Upon their return to the town, the children found their school camouflaged and housing enemy soldiers, blackout regulations in place, and their national flag stashed away in the attic. The family home was on a hill and afforded an unimpeded view of the fjord, which was now clogged with U-boats. The garrison commander coveted the imposing house for his own quarters, but eventually gave up on it when neither his car nor a motorcycle with sidecar could climb the hill. (He was not inclined to climb on foot.) Through all of this, Solveig's parents prayed, being devout Methodists since Solveig's grandfather was converted years earlier in a New York harbor. (Wouldn't you love to know this story?)
My lunch companion shared with me about a local who joined the Nazi Party and strutted around town in a black uniform fraternizing with German officers. When the war ended, it was discovered that Gundval Tomstad was actually radioing information to the Allies in London that led to the sinking of the Nazi ship Bismarck.
She told of her teenaged cousins in the Resistance, and of an underground so secretive that neither cousin knew of the other's involvement until after the war. She told of an uncle who ran a shoe factory in Tonsberg and who was forced to make boots for the Nazis. He sent word to the Resistance about the pick-up date, and they blew up the delivery truck.
She recalls hearing the Russian prisoners singing at night in their makeshift lodgings in the basement of the school, and how the locals would toss bits of food over the fence to them, and the inmates would throw back carved wooden birds.
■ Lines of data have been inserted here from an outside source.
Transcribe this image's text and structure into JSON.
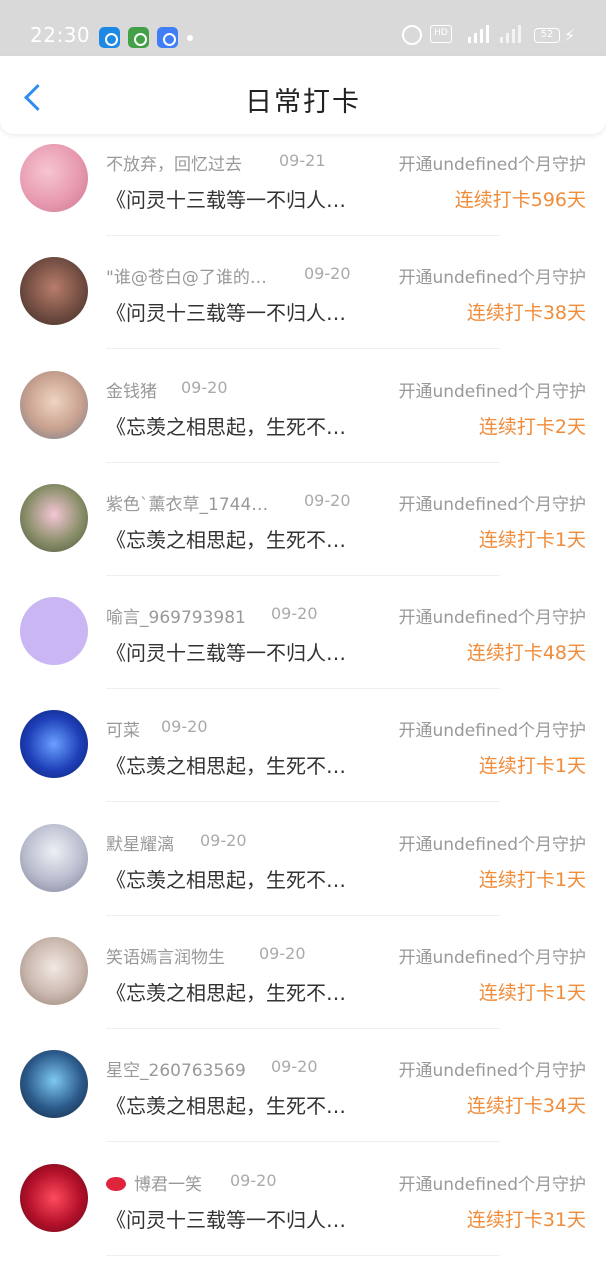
{
  "status_bar": {
    "time": "22:30",
    "hd_label": "HD",
    "battery": "52"
  },
  "header": {
    "title": "日常打卡",
    "back_icon": "chevron-left-icon"
  },
  "colors": {
    "accent_blue": "#2d8cf0",
    "streak_orange": "#f08c3a",
    "status_bar_bg": "#d9d9d9"
  },
  "items": [
    {
      "name": "不放弃，回忆过去",
      "date": "09-21",
      "guard": "开通undefined个月守护",
      "title": "《问灵十三载等一不归人…",
      "streak": "连续打卡596天",
      "avatar_icon": "pink-blossom-avatar"
    },
    {
      "name": "\"谁@苍白@了谁的…",
      "date": "09-20",
      "guard": "开通undefined个月守护",
      "title": "《问灵十三载等一不归人…",
      "streak": "连续打卡38天",
      "avatar_icon": "people-photo-avatar"
    },
    {
      "name": "金钱猪",
      "date": "09-20",
      "guard": "开通undefined个月守护",
      "title": "《忘羡之相思起，生死不…",
      "streak": "连续打卡2天",
      "avatar_icon": "selfie-avatar"
    },
    {
      "name": "紫色`薰衣草_1744…",
      "date": "09-20",
      "guard": "开通undefined个月守护",
      "title": "《忘羡之相思起，生死不…",
      "streak": "连续打卡1天",
      "avatar_icon": "child-photo-avatar"
    },
    {
      "name": "喻言_969793981",
      "date": "09-20",
      "guard": "开通undefined个月守护",
      "title": "《问灵十三载等一不归人…",
      "streak": "连续打卡48天",
      "avatar_icon": "default-chat-avatar"
    },
    {
      "name": "可菜",
      "date": "09-20",
      "guard": "开通undefined个月守护",
      "title": "《忘羡之相思起，生死不…",
      "streak": "连续打卡1天",
      "avatar_icon": "blue-butterfly-avatar"
    },
    {
      "name": "默星耀漓",
      "date": "09-20",
      "guard": "开通undefined个月守护",
      "title": "《忘羡之相思起，生死不…",
      "streak": "连续打卡1天",
      "avatar_icon": "anime-character-avatar"
    },
    {
      "name": "笑语嫣言润物生",
      "date": "09-20",
      "guard": "开通undefined个月守护",
      "title": "《忘羡之相思起，生死不…",
      "streak": "连续打卡1天",
      "avatar_icon": "boy-portrait-avatar"
    },
    {
      "name": "星空_260763569",
      "date": "09-20",
      "guard": "开通undefined个月守护",
      "title": "《忘羡之相思起，生死不…",
      "streak": "连续打卡34天",
      "avatar_icon": "fantasy-art-avatar"
    },
    {
      "name": "博君一笑",
      "date": "09-20",
      "guard": "开通undefined个月守护",
      "title": "《问灵十三载等一不归人…",
      "streak": "连续打卡31天",
      "avatar_icon": "red-lips-avatar",
      "name_prefix_icon": "lips-icon"
    }
  ]
}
Her brother still has one of those birds.
Changing the subject, I asked about her husband (also Norwegian) and she said they have a wonderful marriage and she loves him more now than when they were teenagers. At that point I just had to ask her what the secret of a good marriage is, and she immediately replied, "Don't say anything to him that you will regret later."
Food for thought today from Scandinavia. "Alt for Norge!"